Petro Slobodyan

Personal information
- Full name: Petro Petrovych Slobodyan
- Date of birth: 2 July 1953
- Place of birth: Sheparivtsi, Kolomyia Raion, Ukrainian SSR
- Date of death: 15 December 2020 (aged 67)
- Height: 1.77 m (5 ft 9+1⁄2 in)
- Position: Striker

Youth career
- Kolomyia Football School

Senior career*
- Years: Team / Apps / (Gls)
- 1970–1972: Avanhard Ternopil
- 1972–1974: Dnipro Dnipropetrovsk
- 1975–1979: Dynamo Kyiv
- 1980: Lokomotiv Moscow

International career
- 1976: USSR / 2 / (0)

Managerial career
- 2002–2004: Obolon Kyiv
- 2006–2008: Obolon Kyiv

Medal record
Men's football
Representing Soviet Union
UEFA European Under-23 Championship
| Winner | 1976 Europe |  |

= Petro Slobodyan =

Soviet footballer and Ukrainian coach (1953–2020)

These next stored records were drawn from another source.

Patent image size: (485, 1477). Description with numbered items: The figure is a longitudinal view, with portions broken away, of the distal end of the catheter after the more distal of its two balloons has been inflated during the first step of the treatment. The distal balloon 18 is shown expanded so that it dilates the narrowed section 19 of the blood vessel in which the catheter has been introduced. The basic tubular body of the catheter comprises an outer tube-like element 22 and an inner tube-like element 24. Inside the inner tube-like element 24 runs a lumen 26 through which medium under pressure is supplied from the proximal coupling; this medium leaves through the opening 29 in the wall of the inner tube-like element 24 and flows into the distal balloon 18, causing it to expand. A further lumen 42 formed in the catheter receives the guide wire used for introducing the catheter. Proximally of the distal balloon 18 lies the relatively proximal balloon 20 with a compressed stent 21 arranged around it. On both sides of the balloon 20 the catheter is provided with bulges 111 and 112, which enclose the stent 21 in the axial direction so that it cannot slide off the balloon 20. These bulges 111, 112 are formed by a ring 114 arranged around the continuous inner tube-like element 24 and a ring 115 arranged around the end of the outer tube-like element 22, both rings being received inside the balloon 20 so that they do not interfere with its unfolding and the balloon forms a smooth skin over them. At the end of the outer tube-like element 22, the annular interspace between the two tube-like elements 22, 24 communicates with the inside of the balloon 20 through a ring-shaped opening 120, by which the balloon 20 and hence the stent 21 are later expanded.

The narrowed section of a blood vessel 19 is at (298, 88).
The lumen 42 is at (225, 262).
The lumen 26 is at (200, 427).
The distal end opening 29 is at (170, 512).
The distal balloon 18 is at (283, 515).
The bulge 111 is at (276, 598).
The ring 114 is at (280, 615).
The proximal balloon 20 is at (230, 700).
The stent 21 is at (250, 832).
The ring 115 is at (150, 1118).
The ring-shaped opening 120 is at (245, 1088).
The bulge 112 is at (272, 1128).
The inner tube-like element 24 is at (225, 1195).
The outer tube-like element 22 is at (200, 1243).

Petro Petrovych Slobodyan (Петро Петрович Слободян, Пётр Петрович Слободян; 2 July 1953 in the village of Sheparivtsi, Stanislav Oblast – 15 December 2020) was a Soviet football player and a Ukrainian coach.

==Honours==
- Soviet Top League winner: 1975, 1977.
- European Under-23 Championship winner: 1976.

==International career==
Slobodyan made his debut for USSR on 28 November 1976 in a friendly against Argentina.